By Rich Pollack

For more than 30 years, Highland Beach town commissioners have been handcuffed by a $350,000 spending cap on any one project unless voters approve otherwise.

Soon residents could have an opportunity to remove that restraint if a series of charter changes makes it onto the March municipal election ballot.

The commission plans to bring the spending limit issue before the voters a second time after they rejected it in 2022.

This time, however, the proposal is a lot different.

While the proposed change last year was based on a percentage of the total annual budget, the new proposal includes a defined dollar amount based on inflation.

At a meeting last month, Vice Mayor David Stern proposed bringing the spending limit up to $900,000 per project, an amount that translates into what the $350,000, first incorporated in the town charter in 1991, would be worth today based on the consumer price index.

“It’s the same amount in today’s dollars,” he said.

Stern also suggested an annual increase based on the consumer price index. That increase would begin in 2025, if the ballot issue receives voter approval.

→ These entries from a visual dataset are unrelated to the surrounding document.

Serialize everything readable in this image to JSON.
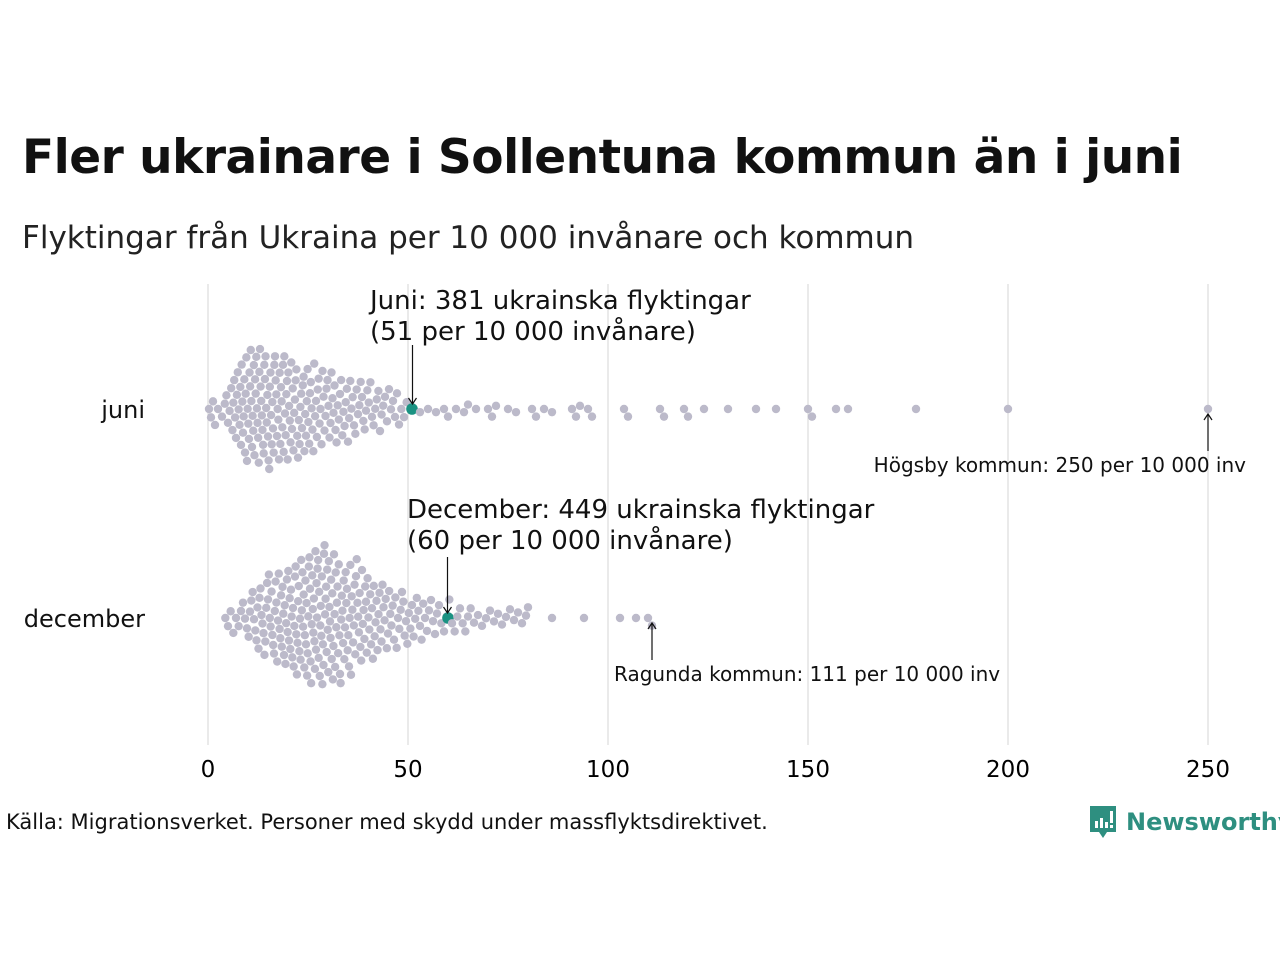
{
  "title": "Fler ukrainare i Sollentuna kommun än i juni",
  "subtitle": "Flyktingar från Ukraina per 10 000 invånare och kommun",
  "source": "Källa: Migrationsverket. Personer med skydd under massflyktsdirektivet.",
  "logo": "Newsworthy",
  "colors": {
    "dot": "#bcbaca",
    "highlight": "#1a9282",
    "grid": "#d4d4d4",
    "brand": "#2e8f80"
  },
  "chart_data": {
    "type": "scatter",
    "subtype": "beeswarm",
    "title": "Flyktingar från Ukraina per 10 000 invånare och kommun",
    "xlabel": "",
    "xlim": [
      0,
      250
    ],
    "xticks": [
      "0",
      "50",
      "100",
      "150",
      "200",
      "250"
    ],
    "grid": true,
    "series": [
      {
        "name": "juni",
        "bin_width": 2,
        "bins": [
          [
            0,
            4
          ],
          [
            2,
            2
          ],
          [
            4,
            5
          ],
          [
            6,
            9
          ],
          [
            8,
            12
          ],
          [
            10,
            13
          ],
          [
            12,
            13
          ],
          [
            14,
            13
          ],
          [
            16,
            12
          ],
          [
            18,
            12
          ],
          [
            20,
            11
          ],
          [
            22,
            10
          ],
          [
            24,
            10
          ],
          [
            26,
            9
          ],
          [
            28,
            8
          ],
          [
            30,
            8
          ],
          [
            32,
            7
          ],
          [
            34,
            7
          ],
          [
            36,
            6
          ],
          [
            38,
            6
          ],
          [
            40,
            5
          ],
          [
            42,
            5
          ],
          [
            44,
            4
          ],
          [
            46,
            4
          ],
          [
            48,
            3
          ]
        ],
        "values": [
          53,
          55,
          57,
          59,
          60,
          62,
          64,
          65,
          67,
          70,
          71,
          72,
          75,
          77,
          81,
          82,
          84,
          86,
          91,
          92,
          93,
          95,
          96,
          104,
          105,
          113,
          114,
          119,
          120,
          124,
          130,
          137,
          142,
          150,
          151,
          157,
          160,
          177,
          200,
          250
        ],
        "highlight": {
          "value": 51,
          "label_line1": "Juni: 381 ukrainska flyktingar",
          "label_line2": "(51 per 10 000 invånare)"
        },
        "annotation": {
          "value": 250,
          "label": "Högsby kommun: 250 per 10 000 inv"
        }
      },
      {
        "name": "december",
        "bin_width": 2,
        "bins": [
          [
            4,
            3
          ],
          [
            6,
            3
          ],
          [
            8,
            4
          ],
          [
            10,
            6
          ],
          [
            12,
            8
          ],
          [
            14,
            9
          ],
          [
            16,
            10
          ],
          [
            18,
            11
          ],
          [
            20,
            12
          ],
          [
            22,
            13
          ],
          [
            24,
            14
          ],
          [
            26,
            15
          ],
          [
            28,
            15
          ],
          [
            30,
            14
          ],
          [
            32,
            13
          ],
          [
            34,
            12
          ],
          [
            36,
            11
          ],
          [
            38,
            10
          ],
          [
            40,
            9
          ],
          [
            42,
            8
          ],
          [
            44,
            7
          ],
          [
            46,
            6
          ],
          [
            48,
            6
          ],
          [
            50,
            5
          ],
          [
            52,
            5
          ],
          [
            54,
            4
          ],
          [
            56,
            4
          ],
          [
            58,
            3
          ],
          [
            60,
            3
          ],
          [
            62,
            3
          ],
          [
            64,
            3
          ],
          [
            66,
            2
          ],
          [
            68,
            2
          ],
          [
            70,
            2
          ],
          [
            72,
            2
          ],
          [
            74,
            2
          ],
          [
            76,
            2
          ],
          [
            78,
            2
          ]
        ],
        "values": [
          80,
          86,
          94,
          103,
          107,
          110,
          111
        ],
        "highlight": {
          "value": 60,
          "label_line1": "December: 449 ukrainska flyktingar",
          "label_line2": "(60 per 10 000 invånare)"
        },
        "annotation": {
          "value": 111,
          "label": "Ragunda kommun: 111 per 10 000 inv"
        }
      }
    ]
  }
}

Others on the commission appeared to agree with Stern that an increase from the $350,000 cap is long overdue.

“We are providing many more services than we were 30 years ago,” Mayor Natasha Moore said.

Stern has said in the past that one of the reasons the last effort to increase the cap failed was that it was difficult for voters to understand.

“You need a clear, simple number that voters understand,” he has said while pushing for an increase in the cap.

Because the proposal would be a cap on projects, it is possible the town could spend more than the $900,000 in any year, which could be a concern among voters.

Commissioners, however, pointed out that there are other factors, including approval by referendum for financing, that would require taking such projects to voters.

“It’s not like you are opening up a piggy bank with no limits,” Commissioner Evalyn David said. “There are limits.”

Efforts to change the cap have not had much success in the past. Besides the voters’ rejection in 2022, an effort in 2012 to raise the spending limit to $1 million by ordinance was later rescinded after Palm Beach County’s inspector general’s office determined that it could be changed only with voter approval.

In addition to bringing the spending limit change to voters, commissioners are considering asking voters to approve funding for a much-needed sewer pipe lining project that could cost an estimated $3.5 million. That number could change before referendum language is finalized after the town gets additional information from engineers.

Also being discussed as a ballot item is a charter change that would no longer require the town to provide members for the election canvassing board. Instead, commissioners would have the option of retaining that responsibility or giving it to the Palm Beach County Supervisor of Elections office, which provides that service at no cost to all but two other municipalities in the county.

During discussions of bringing items to voters, commissioners discussed a new state law that prohibits local governments from spending public funds to educate voters about upcoming referendum issues.

Commissioners pointed out, however, that they will be discussing the proposed charter changes at upcoming meetings and are hoping to get resident input before finalizing wording on any ballot items they decide to present in March.